Итак, Китайская комната в ее изначальной конструкции не может пройти тест Тьюринга. Можно, однако, внести в ее конструкцию некоторые изменения, которые сделают прохождение ею этого теста более вероятным. Можно поместить в Китайскую комнату робота. Этот робот будет снабжен специальной программой, которая позволит ему с помощью телекамеры и других устройств распознавать предметы, узнавать, сколько сейчас времени и т. п., и переводить полученные результаты в китайские иероглифы. Увидев иероглифы, означающие: «Есть ли в комнате воздушный шарик?» – человек-компьютер узнает с помощью своей программы, что этот вопрос надо переправить через особый терминал роботу (при этом он может и не знать, что он перенаправляет их именно роботу, и может не знать о его присутствии). Робот переводит вопрос на язык операционных команд, сканирует комнату, распознает воздушный шарик и выдает иероглифический ответ. Испытуемый перенаправляет этот ответ за пределы комнаты – он справился со своей задачей, хотя по-прежнему не понимает, о чем его спрашивали.

Хотя Сёрл специально не обсуждал возможность ответа Комнаты на индексикальные вопросы, он рассматривал вариант дополнения Комнаты роботом, полагая при этом, что мысленный эксперимент с Китайской комнатой ничем принципиально не отличается от мысленного эксперимента с Китайским роботом [56] (т. е. с Китайской комнатой, в состав которой входит робот).

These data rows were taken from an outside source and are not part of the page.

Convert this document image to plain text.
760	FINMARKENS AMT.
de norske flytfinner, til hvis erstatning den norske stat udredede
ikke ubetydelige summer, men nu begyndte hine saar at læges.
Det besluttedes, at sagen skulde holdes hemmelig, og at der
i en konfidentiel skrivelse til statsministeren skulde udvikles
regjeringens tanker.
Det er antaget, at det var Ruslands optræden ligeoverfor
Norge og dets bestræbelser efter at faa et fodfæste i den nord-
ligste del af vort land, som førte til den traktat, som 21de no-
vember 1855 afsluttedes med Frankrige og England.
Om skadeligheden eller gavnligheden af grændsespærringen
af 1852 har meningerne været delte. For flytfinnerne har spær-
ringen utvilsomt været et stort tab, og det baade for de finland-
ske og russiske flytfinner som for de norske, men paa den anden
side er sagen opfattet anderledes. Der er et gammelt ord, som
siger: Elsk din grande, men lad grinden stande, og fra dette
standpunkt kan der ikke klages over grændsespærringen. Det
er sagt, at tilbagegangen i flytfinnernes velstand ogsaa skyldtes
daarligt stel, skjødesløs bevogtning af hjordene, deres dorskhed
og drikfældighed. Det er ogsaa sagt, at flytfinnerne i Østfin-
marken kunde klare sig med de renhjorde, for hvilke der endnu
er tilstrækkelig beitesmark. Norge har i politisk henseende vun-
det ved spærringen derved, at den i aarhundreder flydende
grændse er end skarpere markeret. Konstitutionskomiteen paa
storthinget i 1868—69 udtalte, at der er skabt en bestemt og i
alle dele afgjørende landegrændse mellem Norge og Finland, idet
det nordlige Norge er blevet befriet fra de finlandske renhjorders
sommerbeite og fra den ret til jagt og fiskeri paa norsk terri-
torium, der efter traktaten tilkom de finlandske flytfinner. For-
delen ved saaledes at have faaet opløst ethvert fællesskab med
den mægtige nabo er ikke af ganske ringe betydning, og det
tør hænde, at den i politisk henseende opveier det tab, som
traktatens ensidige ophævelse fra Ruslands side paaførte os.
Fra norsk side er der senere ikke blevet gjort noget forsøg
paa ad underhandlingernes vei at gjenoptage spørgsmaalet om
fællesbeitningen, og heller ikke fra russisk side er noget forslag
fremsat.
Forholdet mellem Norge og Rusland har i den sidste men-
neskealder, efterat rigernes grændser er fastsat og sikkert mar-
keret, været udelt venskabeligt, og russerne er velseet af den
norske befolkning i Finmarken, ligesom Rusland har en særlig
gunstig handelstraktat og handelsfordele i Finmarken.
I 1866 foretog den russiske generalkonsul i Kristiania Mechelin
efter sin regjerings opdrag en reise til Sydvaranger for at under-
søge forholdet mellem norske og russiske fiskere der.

Между тем два этих мысленных эксперимента существенным образом отличаются друг от друга. Главное отличие состоит в том, что человек в Китайской комнате знает всю ее программу, а человек в Китайском роботе – нет. В самом деле, человек в Китайском роботе не знает той части программы Китайской комнаты, которая позволяет входящему в ее состав роботу распознавать предметы. Но почему он не может знать ее? Согласно изначальным условиям мысленного эксперимента человек в Комнате знает всю ее программу – иначе эксперимент просто не имел бы смысла (ведь идея была в том, что человек полностью заменяет собой компьютер). Если Китайская комната действительно эквивалентна Китайскому роботу, то испытуемый должен знать всю программу и в Китайском роботе. Но представим, что он действительно узнает всю эту программу. В таком случае он узнает, с какими именно предметами (представленными в своих визуальных и других сенсорных характеристиках) соотносятся те или иные иероглифы. Если в программе это не прописано, робот не сможет распознать эти предметы. Понятно, что робот распознает предметы по каким-то формальным чертам их облика. Но, в конце концов, и люди распознают предметы, ориентируясь на их внешний вид.

Значит, узнав всю программу Китайского робота, человек в Комнате придет к уяснению семантических аспектов иероглифов, которые как раз и задаются через отношение последних к вещам. Но, узнавая эти семантические аспекты, он неизбежно начнет понимать китайский язык в человеческом смысле: одной из особенностей человеческого понимания является то, что оно не ограничивается синтаксисом и является семантически нагруженным.

Таким образом, корректное истолкование Китайской комнаты приводит к выводу, противоположному тому, к которому ведет нас Сёрл: если у Китайской комнаты вообще есть шанс пройти тест Тьюринга, то человек в этой Комнате неизбежно начинает понимать китайский язык. А поскольку человек в этой Комнате просто подменяет компьютер, то можно сказать, что из мысленного эксперимента Сёрла вытекает, что и компьютер, который в принципе мог бы пройти тест Тьюринга, должен мыслить в чем-то как человек.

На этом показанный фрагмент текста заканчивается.